FAHIMA HOSSAIN, NUSRAT JAHAN, JOYREYA ABADIN

DOI Number:

DOI:10.5281/zenodo.10152990

Published : 2023-11-10

About the author(s)

1. FAHIMA HOSSAIN - Lecturer, Department of Computer Science & Engineering, Hamdard University Bangladesh, Bangladesh.
2. NUSRAT JAHAN - BSc in CSE, Hamdard University Bangladesh, Bangladesh.
3. JOYREYA ABADIN - BSc in CSE, Hamdard University Bangladesh, Bangladesh.

Full Text : PDF

Abstract

In this era of technology, online communication has expanded to incorporate different language combinations and expressive styles. Code-mixing, or combining languages such as Bengali and English, is frequent in multilingual environments.

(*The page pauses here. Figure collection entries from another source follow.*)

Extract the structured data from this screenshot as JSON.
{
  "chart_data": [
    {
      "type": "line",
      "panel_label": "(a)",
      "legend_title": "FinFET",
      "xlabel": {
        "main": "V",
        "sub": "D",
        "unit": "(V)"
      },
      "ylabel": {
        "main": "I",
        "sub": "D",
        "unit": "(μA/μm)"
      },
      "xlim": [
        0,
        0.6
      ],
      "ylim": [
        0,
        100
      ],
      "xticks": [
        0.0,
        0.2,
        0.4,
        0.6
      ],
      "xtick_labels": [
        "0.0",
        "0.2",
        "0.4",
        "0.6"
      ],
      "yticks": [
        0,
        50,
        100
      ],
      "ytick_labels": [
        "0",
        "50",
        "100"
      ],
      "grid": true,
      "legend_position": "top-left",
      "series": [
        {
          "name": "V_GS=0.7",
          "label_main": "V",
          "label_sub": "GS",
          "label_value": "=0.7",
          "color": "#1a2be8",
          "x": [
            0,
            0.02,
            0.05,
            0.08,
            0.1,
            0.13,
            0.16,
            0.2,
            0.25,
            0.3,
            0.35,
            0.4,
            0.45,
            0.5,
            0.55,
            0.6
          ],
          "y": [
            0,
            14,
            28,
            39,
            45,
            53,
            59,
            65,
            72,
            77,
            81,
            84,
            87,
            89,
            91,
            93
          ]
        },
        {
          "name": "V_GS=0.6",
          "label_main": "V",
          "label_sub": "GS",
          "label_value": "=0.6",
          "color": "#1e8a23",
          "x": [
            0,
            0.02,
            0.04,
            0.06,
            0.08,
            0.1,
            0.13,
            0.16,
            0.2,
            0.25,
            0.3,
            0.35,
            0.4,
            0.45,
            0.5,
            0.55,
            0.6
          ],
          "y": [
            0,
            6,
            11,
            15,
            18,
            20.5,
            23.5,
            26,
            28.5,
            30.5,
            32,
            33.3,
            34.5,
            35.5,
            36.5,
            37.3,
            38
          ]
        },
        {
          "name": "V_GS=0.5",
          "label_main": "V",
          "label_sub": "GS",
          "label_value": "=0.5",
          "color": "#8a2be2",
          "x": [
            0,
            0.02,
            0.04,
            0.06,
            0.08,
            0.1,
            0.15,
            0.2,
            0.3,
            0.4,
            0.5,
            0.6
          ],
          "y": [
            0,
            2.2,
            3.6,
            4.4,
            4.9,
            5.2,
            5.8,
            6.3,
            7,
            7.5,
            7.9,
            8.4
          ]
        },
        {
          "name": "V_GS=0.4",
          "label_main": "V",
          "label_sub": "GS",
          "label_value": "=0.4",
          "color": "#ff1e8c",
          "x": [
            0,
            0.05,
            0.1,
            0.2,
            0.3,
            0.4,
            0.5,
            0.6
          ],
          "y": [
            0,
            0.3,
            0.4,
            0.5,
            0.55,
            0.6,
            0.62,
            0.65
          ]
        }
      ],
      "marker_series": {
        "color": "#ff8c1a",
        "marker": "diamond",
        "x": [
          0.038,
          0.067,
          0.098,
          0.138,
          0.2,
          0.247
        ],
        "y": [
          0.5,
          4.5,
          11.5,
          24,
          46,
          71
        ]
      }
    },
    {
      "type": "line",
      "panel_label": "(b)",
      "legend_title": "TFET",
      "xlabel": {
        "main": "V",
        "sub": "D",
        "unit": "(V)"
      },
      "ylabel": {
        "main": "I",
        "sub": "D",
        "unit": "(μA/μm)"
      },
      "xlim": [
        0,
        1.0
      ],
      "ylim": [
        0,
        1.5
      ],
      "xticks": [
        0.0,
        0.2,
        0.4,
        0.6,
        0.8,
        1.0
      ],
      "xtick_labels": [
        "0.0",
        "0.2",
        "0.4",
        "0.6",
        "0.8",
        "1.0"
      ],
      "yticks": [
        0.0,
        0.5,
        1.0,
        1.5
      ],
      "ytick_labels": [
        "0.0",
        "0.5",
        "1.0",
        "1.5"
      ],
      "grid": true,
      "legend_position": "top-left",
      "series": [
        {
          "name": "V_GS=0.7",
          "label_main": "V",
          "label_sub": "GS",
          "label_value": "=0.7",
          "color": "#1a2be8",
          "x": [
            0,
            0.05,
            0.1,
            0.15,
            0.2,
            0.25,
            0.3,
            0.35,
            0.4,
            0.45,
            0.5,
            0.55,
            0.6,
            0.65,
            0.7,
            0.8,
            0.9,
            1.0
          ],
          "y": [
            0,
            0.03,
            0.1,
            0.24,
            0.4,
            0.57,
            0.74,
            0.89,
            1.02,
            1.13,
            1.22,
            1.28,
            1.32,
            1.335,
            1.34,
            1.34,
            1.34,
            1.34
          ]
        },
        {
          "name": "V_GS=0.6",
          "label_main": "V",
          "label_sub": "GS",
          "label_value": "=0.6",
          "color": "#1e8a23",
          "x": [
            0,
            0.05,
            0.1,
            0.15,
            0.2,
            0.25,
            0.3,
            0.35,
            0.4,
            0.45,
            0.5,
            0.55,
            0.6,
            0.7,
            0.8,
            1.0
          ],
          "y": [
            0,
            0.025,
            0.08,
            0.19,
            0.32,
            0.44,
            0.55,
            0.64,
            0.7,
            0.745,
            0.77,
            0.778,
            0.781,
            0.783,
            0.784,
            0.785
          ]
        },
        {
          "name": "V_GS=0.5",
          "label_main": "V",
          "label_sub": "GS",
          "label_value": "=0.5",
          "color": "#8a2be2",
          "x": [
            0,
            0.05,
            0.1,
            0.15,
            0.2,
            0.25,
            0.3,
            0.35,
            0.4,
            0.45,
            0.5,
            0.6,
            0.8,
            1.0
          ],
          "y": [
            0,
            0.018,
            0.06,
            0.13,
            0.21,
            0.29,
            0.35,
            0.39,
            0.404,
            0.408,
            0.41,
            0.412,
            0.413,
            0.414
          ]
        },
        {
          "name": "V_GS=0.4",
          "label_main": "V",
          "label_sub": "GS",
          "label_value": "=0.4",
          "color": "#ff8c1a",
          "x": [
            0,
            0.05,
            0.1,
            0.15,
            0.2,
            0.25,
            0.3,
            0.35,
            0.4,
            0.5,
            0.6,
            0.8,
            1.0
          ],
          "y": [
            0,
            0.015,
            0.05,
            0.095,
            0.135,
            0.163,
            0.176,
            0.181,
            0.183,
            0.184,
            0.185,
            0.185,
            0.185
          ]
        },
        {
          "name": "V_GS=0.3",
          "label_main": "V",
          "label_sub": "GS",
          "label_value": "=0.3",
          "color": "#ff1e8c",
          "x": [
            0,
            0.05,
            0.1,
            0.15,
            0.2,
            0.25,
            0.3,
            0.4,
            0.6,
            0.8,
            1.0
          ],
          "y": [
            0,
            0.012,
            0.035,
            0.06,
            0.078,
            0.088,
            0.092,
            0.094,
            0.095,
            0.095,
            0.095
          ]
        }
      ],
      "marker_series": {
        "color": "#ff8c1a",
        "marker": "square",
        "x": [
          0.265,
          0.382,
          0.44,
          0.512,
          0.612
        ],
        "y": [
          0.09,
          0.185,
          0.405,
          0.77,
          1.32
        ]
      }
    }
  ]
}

In addition, the use of emojis, which are small graphical icons, has increased the complexity of online communication by allowing for more emotional expression. Sentiment analysis of comments on social media that are combined with emojis and written in Bangla-English language is the main topic of this work. This research aims to understand and classify the sentiments expressed in code-mixed comments, including the nuanced role of emojis. The data was preprocessed first, then feature extraction was performed using the TF-IDF Vectorizer and CountVectorizer algorithms. For the analysis, nine different machine learning algorithms were used. With a remarkable accuracy of 85.7% and an F1 score of 85.0%, the Support Vector Classifier stood out as the most successful model. This highlights the utility of including emoji-based features for complex sentiment analysis, particularly when dealing with code-mixed data. The dataset contained 2055 comments from Facebook pages, including Bangla-English comments with and without emojis and comments that only contained emojis. To prepare the dataset for analysis, preprocessing methods included removing irrelevant data and converting emojis into Unicode short names.


Keywords

Sentiment Analysis, Emoji Analysis, Natural Language Processing, Machine Learning, Code- mixing, Emoji, Unicode.